O TEDH examinou a admissibilidade da queixa à luz da qualidade da tia. Esta não é vítima, e em princípio, apenas são admitidas a queixar-se, as vítimas diretas de uma violação da CEDH. As vítimas são, no entanto, menores, que encontraram refúgio na companhia da tia materna. Faz então pleno sentido que esta supere a sua dificuldade material (e não jurídica – recorde-se que hoje o Protocolo à Convenção sobre os direitos das crianças, das N.U., instituindo um mecanismo de queixas, permite às crianças queixarem-se diretamente ou por intermédio de alguém ao CDC – neste sentido também à luz do artigo 8.º da CEDH, o TEDH entendeu que assistia legitimidade às crianças para se queixarem), e apresente queixa por elas. Por isso a queixa indica o nome da tia N.TS. e Outros, os rapazes.

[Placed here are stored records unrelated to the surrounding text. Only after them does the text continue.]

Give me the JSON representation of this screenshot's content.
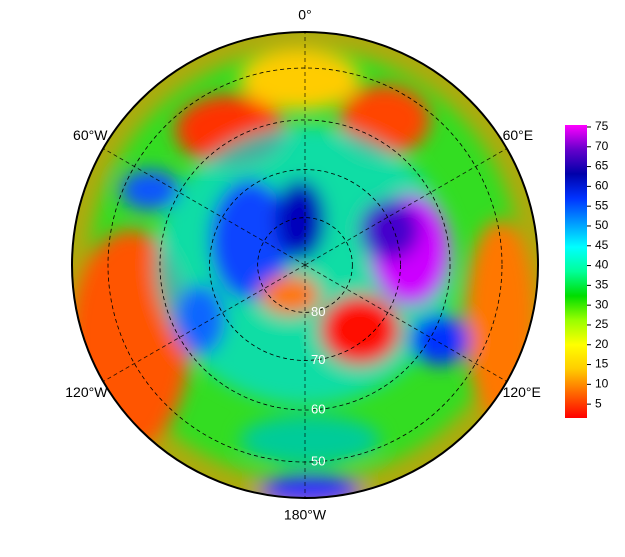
{
  "map": {
    "lon_ticks": [
      {
        "value": 0,
        "label": "0°"
      },
      {
        "value": 60,
        "label": "60°E"
      },
      {
        "value": 120,
        "label": "120°E"
      },
      {
        "value": 180,
        "label": "180°W"
      },
      {
        "value": -120,
        "label": "120°W"
      },
      {
        "value": -60,
        "label": "60°W"
      }
    ],
    "lat_ticks": [
      80,
      70,
      60,
      50
    ],
    "colorbar": {
      "lim": [
        1.5,
        75.5
      ],
      "ticks": [
        5,
        10,
        15,
        20,
        25,
        30,
        35,
        40,
        45,
        50,
        55,
        60,
        65,
        70,
        75
      ],
      "colors": [
        "#ff0000",
        "#ff6600",
        "#ffcc00",
        "#ffff00",
        "#99ff00",
        "#00dd00",
        "#00ff99",
        "#00ffff",
        "#0099ff",
        "#0033ff",
        "#0000aa",
        "#6600cc",
        "#ff00ff"
      ]
    }
  }
}
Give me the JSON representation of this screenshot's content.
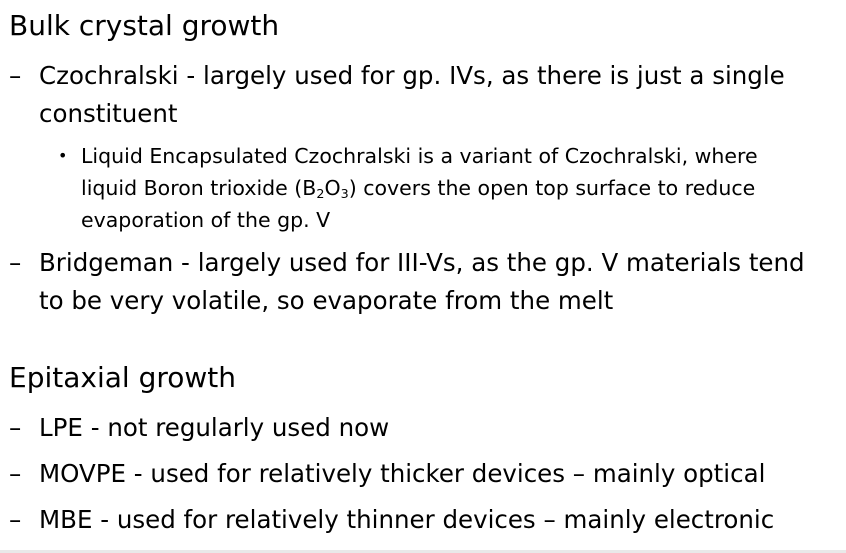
{
  "sections": [
    {
      "heading": "Bulk crystal growth",
      "items": [
        {
          "marker": "–",
          "lines": [
            "Czochralski - largely used for gp. IVs, as there is just a single",
            "constituent"
          ]
        },
        {
          "marker": "•",
          "line1": "Liquid Encapsulated Czochralski is a variant of Czochralski, where",
          "line2_pre": "liquid Boron trioxide (B",
          "sub1": "2",
          "line2_mid": "O",
          "sub2": "3",
          "line2_post": ") covers the open top surface to reduce",
          "line3": "evaporation of the gp. V"
        },
        {
          "marker": "–",
          "lines": [
            "Bridgeman - largely used for III-Vs, as the gp. V materials tend",
            "to be very volatile, so evaporate from the melt"
          ]
        }
      ]
    },
    {
      "heading": "Epitaxial growth",
      "items": [
        {
          "marker": "–",
          "lines": [
            "LPE - not regularly used now"
          ]
        },
        {
          "marker": "–",
          "lines": [
            "MOVPE - used for relatively thicker devices – mainly optical"
          ]
        },
        {
          "marker": "–",
          "lines": [
            "MBE - used for relatively thinner devices – mainly electronic"
          ]
        }
      ]
    }
  ]
}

Passando ao exame de substância, o TEDH, entendendo que as crianças são parte integral no processo interno na medida em que é objeto do litígio a sua confiança ou não ao seu pai, o que lhes interessa diretamente, examinou se foram preenchidos dois requisitos, a saber o do direito das crianças a serem representadas em juízo e a serem ouvidas, e o de saber se o seu interesse superior, enquanto crianças, foi atendido pelos tribunais de Tbilissi.

Notou, desde logo, que se verificou um esforço no sentido da representação judicial das crianças, proposta pelo SSA, mas que esta não foi avante. Sobre a questão de saber se as crianças deviam ser ouvidas, o TEDH retirou das fontes do direito internacional relativo às crianças, que estas, desde que tenham uma capacidade mínima para exprimir as suas posições, devem ser ouvidas. Ora, não o foram, em nenhum dos passos das várias fases processuais desta odisseia judicial que tiveram que atravessar, tendo apenas sido efetuados relatórios periciais de vária natureza (sociais, pedopsiquiátricos…) sobre elas.

Passando à segunda questão, a de saber se o interesse superior dos rapazes foi atendido pelos tribunais de Tbilissi, o TEDH observa que estes tribunais podiam julgar, como o fizeram, no sentido da reunião das crianças com o pai, por esta ser certamente, no plano dos princípios, uma realidade importante e representar um esforço social louvável. Mas este segundo teste não resiste à objeção de que os rapazes não queriam viver com o pai, posição que manifestaram à sua maneira, exprimindo angústia, enfrentando a sua própria desordem, reagindo com violência às tentativas de execução da sentença.

Por não terem ouvido as crianças, por serem ainda pequenas, os tribunais de Tbilissi não estavam em condições de avaliar o sentido do superior interesse destas, em termos reais, concretos, e por isso não puderam dar materialização a esta importante regra, presente em todos os instrumentos internacionais relativos aos direitos das crianças.

Verificou-se assim, nas pessoas dos três rapazes, a violação do seu direito à vida privada e familiar, consagrado no artigo 8.º da CEDH.